Those of us who care about wetlands got some great news this week. the Senate Environment and Public Works Committee passed an amended version of the Clean Water Restoration Act. There is much work ahead but at least things are moving now.
Here is the release from the Theodore Roosevelt Conservation Partnership:
Sportsmen Laud the Senate Advancement of the Clean Water Restoration Act
The Senate Environmental and Public Works Committee moves this crucial conservation legislation forward to protect America’s waters
WASHINGTON – In a clear vote to protect clean water and essential habitat for fish and wildlife, the Senate Environment and Public Works Committee today passed an amended version of the Clean Water Restoration Act. The bill as approved reaffirms the original intent of the Clean Water Act to broadly protect water quality and the streams, lakes and wetlands important to our country. The vote today creates momentum for legislation to be introduced and quickly considered in the U.S. House of Representatives.
“ America’s waters are closer to again having the comprehensive Clean Water Act protections that Congress intended,” said Jan Goldman-Carter, wetland and water resources counsel at the National Wildlife Federation. “This bill restores critical protections for our nation’s increasingly-precious fresh water resources while respecting private property rights and continuing longstanding Clean Water Act exemptions for agriculture and forestry.”
“This is a huge step toward restoring the Clean Water Act’s safety net for prairie potholes and well over 20 million acres of wetlands throughout the U.S. that provide critical habitat for waterfowl and other fish and wildlife – and hunters and anglers,” said Scott Yaich, director of conservation programs for Ducks Unlimited
By a vote of 12 to 7, the committee approved a substitute amendment offered by Sens. Max Baucus (Mont.), Amy Klobuchar (Minn.) and Chairman Barbara Boxer (Calif.) that:
- Adopts a statutory definition of “waters of the United States” based on the long-standing definition in EPA and Army Corps regulations. In addition, the amendment specifically excludes previously converted cropland and manmade waste treatment systems from the definition.
- Deletes the term “navigable” from the Clean Water Act therby clarifying that Congress’ primary concern in 1972 was to protect waters from pollution rather than simply sustain navigation.
- Includes a set of findings that clearly explains the Constitutional authority Congress has over an array of waters and wetlands.
- Preserves existing exemptions from the Clean Water Act for farming, ranching,mining, energy development and forestry activities.

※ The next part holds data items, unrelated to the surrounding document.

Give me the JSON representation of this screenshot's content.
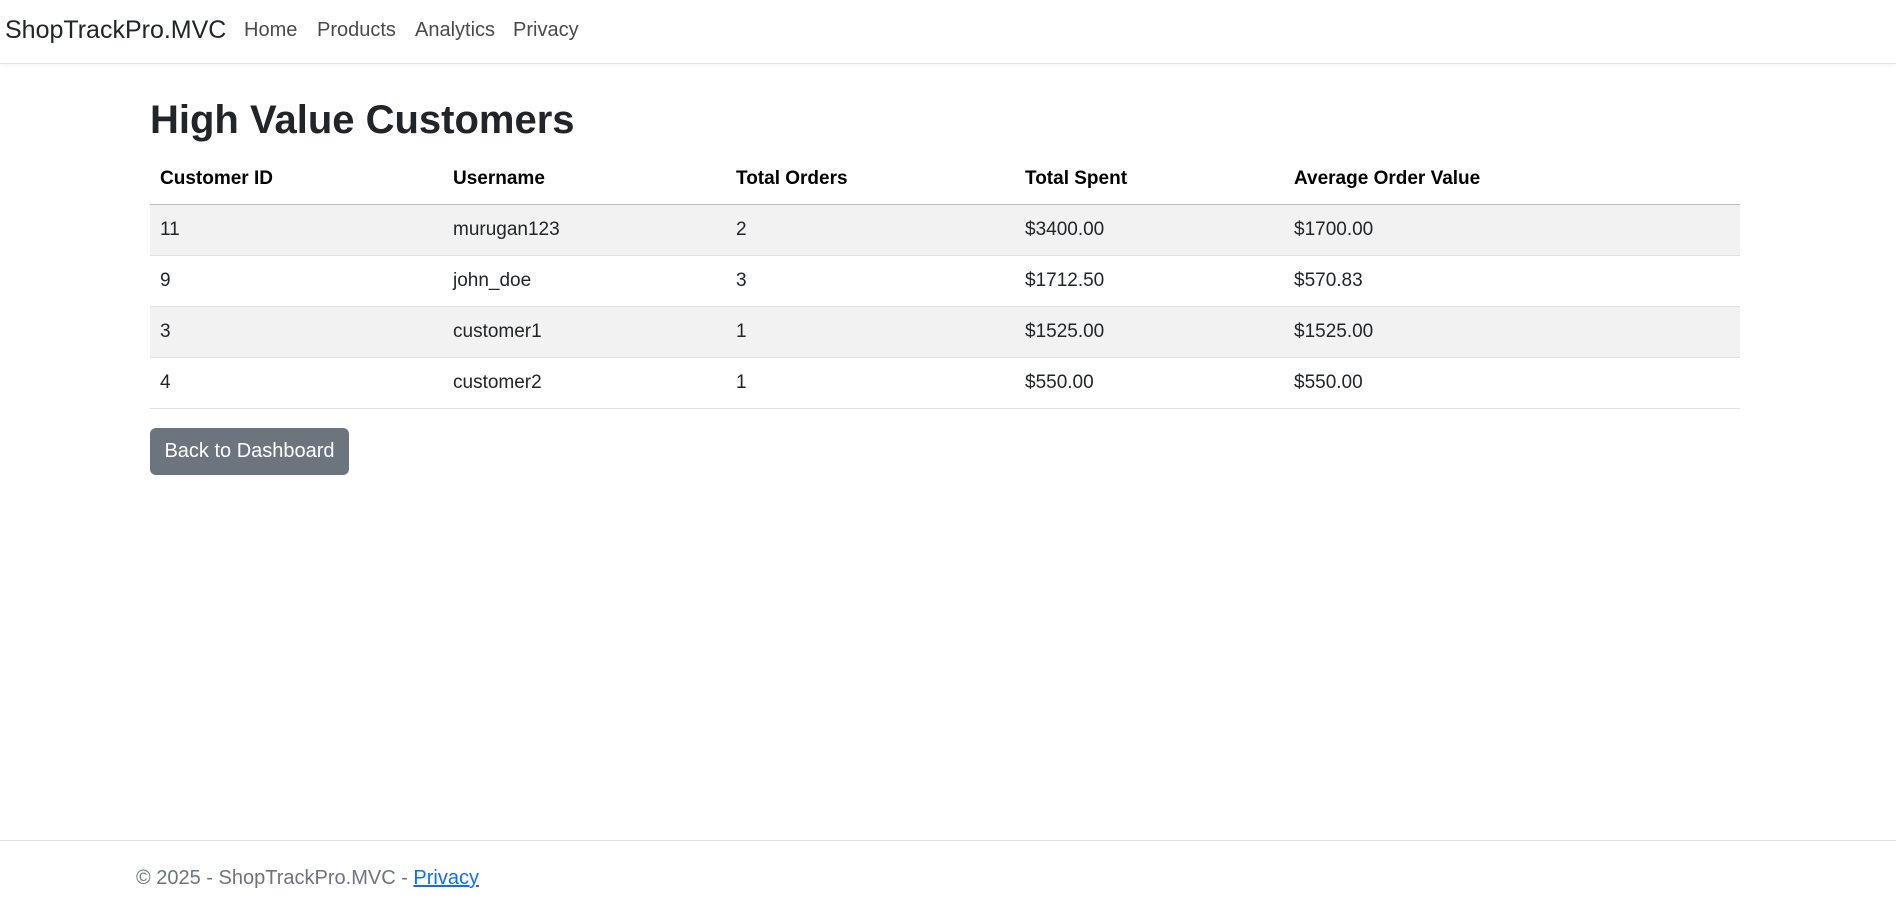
{
  "navbar": {
    "brand": "ShopTrackPro.MVC",
    "links": [
      "Home",
      "Products",
      "Analytics",
      "Privacy"
    ]
  },
  "page": {
    "title": "High Value Customers"
  },
  "table": {
    "headers": [
      "Customer ID",
      "Username",
      "Total Orders",
      "Total Spent",
      "Average Order Value"
    ],
    "rows": [
      [
        "11",
        "murugan123",
        "2",
        "$3400.00",
        "$1700.00"
      ],
      [
        "9",
        "john_doe",
        "3",
        "$1712.50",
        "$570.83"
      ],
      [
        "3",
        "customer1",
        "1",
        "$1525.00",
        "$1525.00"
      ],
      [
        "4",
        "customer2",
        "1",
        "$550.00",
        "$550.00"
      ]
    ]
  },
  "actions": {
    "back_label": "Back to Dashboard"
  },
  "footer": {
    "text": "© 2025 - ShopTrackPro.MVC - ",
    "link": "Privacy"
  },
  "colors": {
    "button_bg": "#6c757d",
    "link": "#0d6efd",
    "striped_row": "#f2f2f2"
  }
}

A series of amendments to gut the definition of “waters of the United States,” including removing protections for streams and prairie potholes, were defeated.
“Hunters and anglers know first-hand the importance of wetlands, lakes and streams,” said Geoff Mullins, Policy Initiative Manager at the Theodore Roosevelt Conservation Partnership. “Restoring these clean water protections will ensure that sportsmen can enjoy these resources for generations. Thursday’s committee vote represents the biggest step yet towards restoring these much needed protections in the past eight years.”
“Today’s vote is a major step toward restoring traditional Clean Water Act protections for streams, lakes and wetlands in our communities,” said Scott Kovarovics ,Conservation Director at the Izaak Walton League of America. “There’s clear momentum now for legislation to be introduced and considered in the House of Representatives this summer.”
“This is not ‘the biggest bureaucratic power grab in a generation,’ as some have said, but rather it is about clean water and healthy watersheds for future generations,” said Steve Moyer, Vice President for Trout Unlimited. “Two bad Supreme Court decisions have derailed the Clean Water Act, and today’s courageous action by the Committee gets us a big step closer to getting the law, and all its clean water benefits, back on track,” said Moyer.
Thursday’s vote would not be possible without leadership from Sen. Russell Feingold (Wisc.) and EPW Chairman Barbara Boxer (Calif.). Sen. Feingold has introduced the Clean Water Restoration Act in multiple Congresses and consistently championed the fight to protect drinking water and critical habitat. This year, Chairman Boxer seized brought the bill to a vote less than three months after it was introduced. We also commend Sens. Baucus and Klobuchar who brokered the amendment language that facilitated passage of the bill.